More money doesn’t hurt, but health and relationships with peers matter just as much to retirees. If you’re looking for happiness in retirement for your clients, you can forget relationships with adult children, buying a slick car to cruise the cul-de-sac or lounging at a beach cabin in Mazatlán, Mexico.

Instead, there are only three categories that lead to satisfaction—when you have enough money, when you have relationships with your peers and community, and when you have your health. These three things might seem different, but they have one critical thing in common: They all require investment before retirement.

This was the upshot of a panel dedicated to finding happiness in retirement held at Morningstar’s September Investment Conference in Chicago. The panel took the unusual tack of not just presenting thought leaders (although they were there), but also giving first chair to an actual retiree who could verify or dispute the points raised.

“I wish I had heard this [discussion] 10 years ago, because I probably wouldn’t have as many marks and scars on my shins from bumping into things finding these things out,” said Jim Linday of Chicago, who is now a retired individual investor but was once a financial professional and teacher. “The one thing I can add from somebody who has been through that transition is that when you plan for retirement, it’s like staging a very beautiful still photograph. And the very first day you’re in retirement it becomes a full-motion video. And you have to accept that retirement is not going to be exactly the way you planned it out because of a whole host of reasons. That’s not to say you were wrong, or you didn’t get it right. It’s just like when we were at work: Things change.”

Given that financial advisors are being called upon more and more to not just help their clients reach their financial goals but also to help them reach their life goals, it’s important to see the two inexorably intertwined, the panelists agreed.

What Makes People Happy?
In order to assess trends in what’s important in retired life, Michael Finke, professor of wealth management at the American College of Financial Services and a researcher in the areas of retirement spending, life satisfaction and cognitive aging, looks to a data set known as the “Health and Retirement Study.”

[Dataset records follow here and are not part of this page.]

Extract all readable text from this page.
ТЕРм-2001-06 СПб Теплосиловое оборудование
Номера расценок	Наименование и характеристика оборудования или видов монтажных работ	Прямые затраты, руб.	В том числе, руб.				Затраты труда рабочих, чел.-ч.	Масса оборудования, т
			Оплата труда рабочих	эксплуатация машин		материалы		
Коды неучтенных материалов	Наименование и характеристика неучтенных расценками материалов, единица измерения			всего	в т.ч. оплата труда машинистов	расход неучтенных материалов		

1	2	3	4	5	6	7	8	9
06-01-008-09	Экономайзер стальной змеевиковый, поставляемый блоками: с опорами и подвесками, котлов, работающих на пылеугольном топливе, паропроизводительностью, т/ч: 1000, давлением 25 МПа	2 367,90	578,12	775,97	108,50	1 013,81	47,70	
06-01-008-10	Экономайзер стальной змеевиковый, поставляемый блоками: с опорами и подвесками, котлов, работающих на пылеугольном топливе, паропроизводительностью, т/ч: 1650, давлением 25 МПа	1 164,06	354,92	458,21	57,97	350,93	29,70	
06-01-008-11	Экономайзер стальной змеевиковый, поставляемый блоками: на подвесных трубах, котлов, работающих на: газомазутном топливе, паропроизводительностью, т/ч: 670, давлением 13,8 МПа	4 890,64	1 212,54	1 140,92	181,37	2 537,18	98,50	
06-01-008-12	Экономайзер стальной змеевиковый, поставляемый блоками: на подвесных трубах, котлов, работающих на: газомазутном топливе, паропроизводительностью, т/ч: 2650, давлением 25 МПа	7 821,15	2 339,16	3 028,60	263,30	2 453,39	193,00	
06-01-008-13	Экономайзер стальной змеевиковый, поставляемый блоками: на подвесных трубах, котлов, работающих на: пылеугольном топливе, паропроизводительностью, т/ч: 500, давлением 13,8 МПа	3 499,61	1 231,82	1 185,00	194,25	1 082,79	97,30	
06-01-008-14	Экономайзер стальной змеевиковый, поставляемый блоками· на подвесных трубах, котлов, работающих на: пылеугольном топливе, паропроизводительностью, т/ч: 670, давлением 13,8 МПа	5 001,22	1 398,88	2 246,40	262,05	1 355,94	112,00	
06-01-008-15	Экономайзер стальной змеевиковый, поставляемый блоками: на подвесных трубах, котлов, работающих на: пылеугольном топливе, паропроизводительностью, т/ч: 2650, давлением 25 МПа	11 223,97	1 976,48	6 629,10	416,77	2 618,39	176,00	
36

“This is a study of 20,000 retirees that began in 1994, and we can follow them up to 2018. When we run analyses … what we see is that there are three core elements to life satisfaction. I like to call them the Three Pillars of Life Satisfaction in Retirement,” Finke said. “The first pillar is money. Having more money does make you happier, and it seems to have a relatively linear effect up to about $4 million.” (With $4 million, most people will experience peak happiness, he said.) The second pillar he mentioned is relationships with peers and community, and the third is health.

“All of these three things are investments. And what I mean by an investment is it’s anything you sacrifice during your working years in order to live better in the future. So our health is an investment when we exercise and eat better,” he continued. He said relationships are an investment too. But no pillar leads to happiness on its own, especially not the simple accumulation of money during one’s working years. It’s an investment in all three—money, health and community—that leads you there.

Cheryl Holland, the third panelist, a CFP and president of Abacus Planning Group, agreed that beyond the financial aspect of retirement, clients’ happiness often depends on their social networks. “That’s their spiritual community,” she said. “Sometimes it’s their neighborhood community, sometimes it’s their families, but for an increasing number of clients I see creative fulfillment as very important. They’ve always wanted to paint or draw, or they’ve always loved music and want to go back to singing in a chorale.

“The main thing I want [clients] to do is have a vision. I think as humans we all value purpose, mastery and autonomy. In retirement you’re probably going to autonomy in spades if your health is good for you. So what’s your new mastery going to be and what’s your purpose going to be? Some people struggle and never get there, and to be honest, they are depressed and they are not having their best retirement.”